Alas, Dr Ponesse is not optimistic about the future of traditional universities, although she constructively cites some alternatives and possible exceptions, including former New York Times journalist Bari Weiss’ proposed new University in Austin, Texas, which is based on such Enlightenment ideals as freedom of thought and academic freedom. Apparently, it now has a board of over thirty prominent academics and public figures and there have reportedly been over three thousand professors and PhD holders who have expressed interest in joining its faculty. Dr Ponesse is also a member of the Toronto-based Democracy Fund, which has launched an Ideas Institute initiative, and she adds that New York University professor Mark Crispin Miller is spearheading an online university. While the online format may be a viable option for independent and highly motivated liberal arts students, it could be problematic for those in science, engineering, and agricultural disciplines, where there is lab or field work.
Finally, Dr Ponesse stresses that, regardless of our specialization, literature and the arts can broaden our perspectives and make us more complete human beings, especially if we integrate the ideals they espouse into our lives. Indeed, much has been lost by overspecialization and the spawning of “experts” with tunnel vision who lack conceptions of the bigger picture. Here’s looking at you, doctors Fauci and Tam. So while advanced academic studies emphasize specialization, it is also incumbent upon us to be self-taught ---- to pursue the great works at our leisure, on our own time, without relying on others to direct us. Learning ought to be life-long and not something that ends with formal education.
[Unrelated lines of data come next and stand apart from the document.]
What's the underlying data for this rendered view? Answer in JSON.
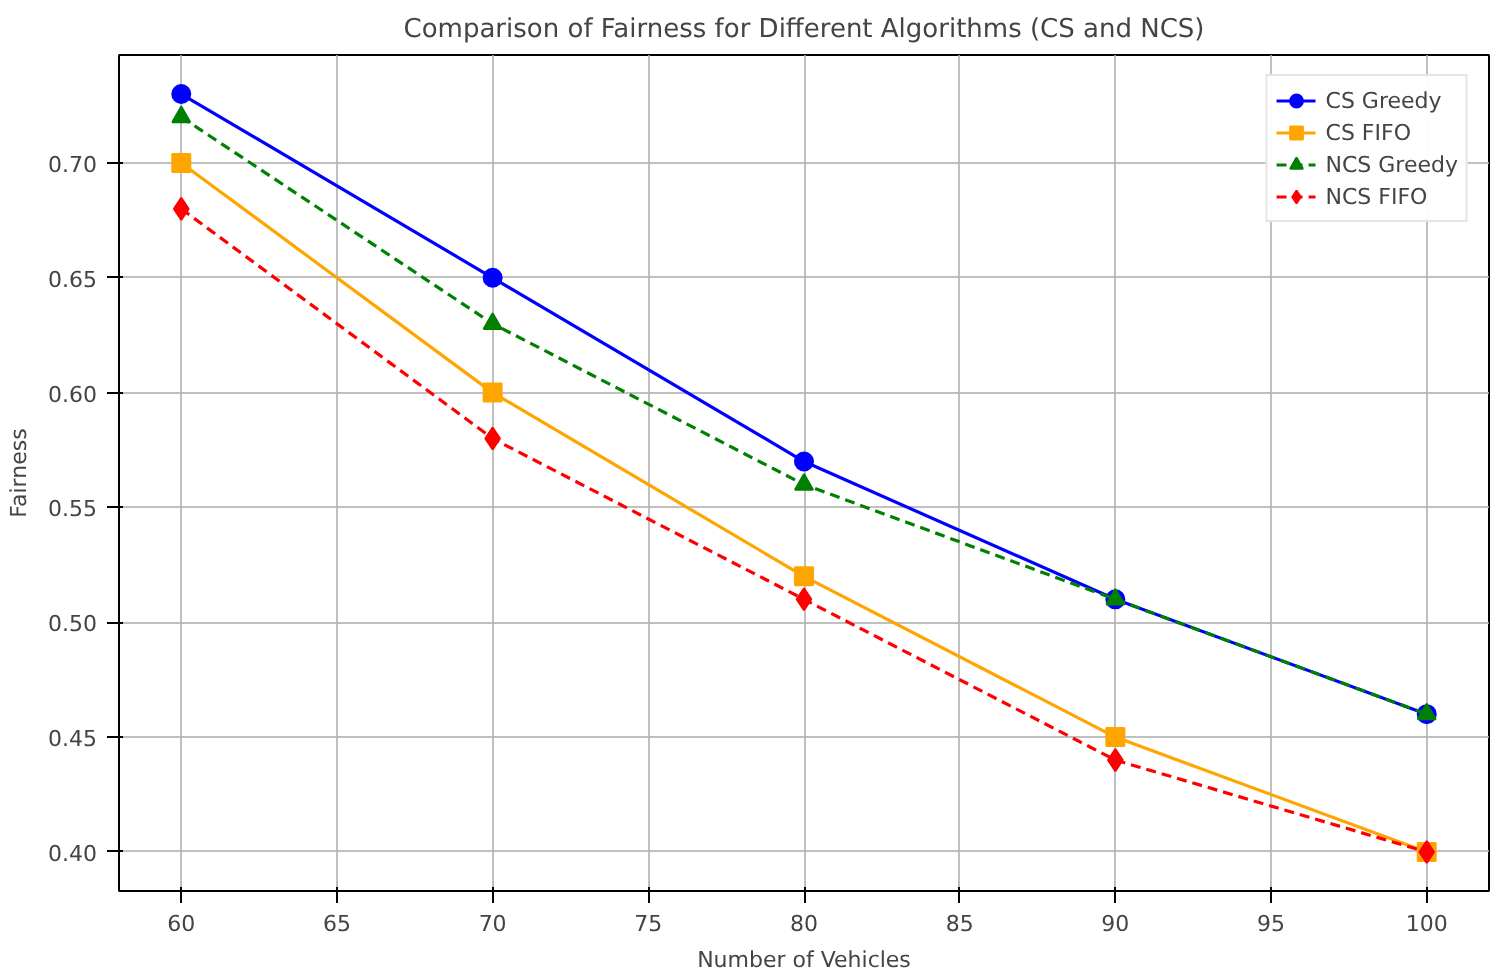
{
  "chart_data": {
    "type": "line",
    "title": "Comparison of Fairness for Different Algorithms (CS and NCS)",
    "xlabel": "Number of Vehicles",
    "ylabel": "Fairness",
    "x": [
      60,
      70,
      80,
      90,
      100
    ],
    "series": [
      {
        "name": "CS Greedy",
        "color": "#0000ff",
        "marker": "circle",
        "line_style": "solid",
        "values": [
          0.73,
          0.65,
          0.57,
          0.51,
          0.46
        ]
      },
      {
        "name": "CS FIFO",
        "color": "#ffa500",
        "marker": "square",
        "line_style": "solid",
        "values": [
          0.7,
          0.6,
          0.52,
          0.45,
          0.4
        ]
      },
      {
        "name": "NCS Greedy",
        "color": "#008000",
        "marker": "triangle",
        "line_style": "dashed",
        "values": [
          0.72,
          0.63,
          0.56,
          0.51,
          0.46
        ]
      },
      {
        "name": "NCS FIFO",
        "color": "#ff0000",
        "marker": "diamond",
        "line_style": "dashed",
        "values": [
          0.68,
          0.58,
          0.51,
          0.44,
          0.4
        ]
      }
    ],
    "xlim": [
      58,
      102
    ],
    "ylim": [
      0.383,
      0.747
    ],
    "xticks": [
      60,
      65,
      70,
      75,
      80,
      85,
      90,
      95,
      100
    ],
    "yticks": [
      {
        "value": 0.4,
        "label": "0.40"
      },
      {
        "value": 0.45,
        "label": "0.45"
      },
      {
        "value": 0.5,
        "label": "0.50"
      },
      {
        "value": 0.55,
        "label": "0.55"
      },
      {
        "value": 0.6,
        "label": "0.60"
      },
      {
        "value": 0.65,
        "label": "0.65"
      },
      {
        "value": 0.7,
        "label": "0.70"
      }
    ],
    "grid": true,
    "legend": "top right"
  }
}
On a concluding note, Dr Ponesse claims to be no hero for merely standing up for freedom and liberty. Au contraire. It is fair to describe her as a “lone pine of a woman” who is speaking out against the ostracism from those who, truth be told, lack her strength and integrity. She ought to be admired, not shamed, for speaking out against academic and medical tyranny. It is indeed refreshing to find someone not wasting their valuable energies on self-abasement. Given that Dr Ponesse has literally sacrificed her career and livelihood and has a child to support, yet still “fights the good fight”, is to get a glimpse of the integrity and strength of this woman. She is far more courageous than most of us and her account of the current state of academe raises the question: is academe dead or, at best, on life support?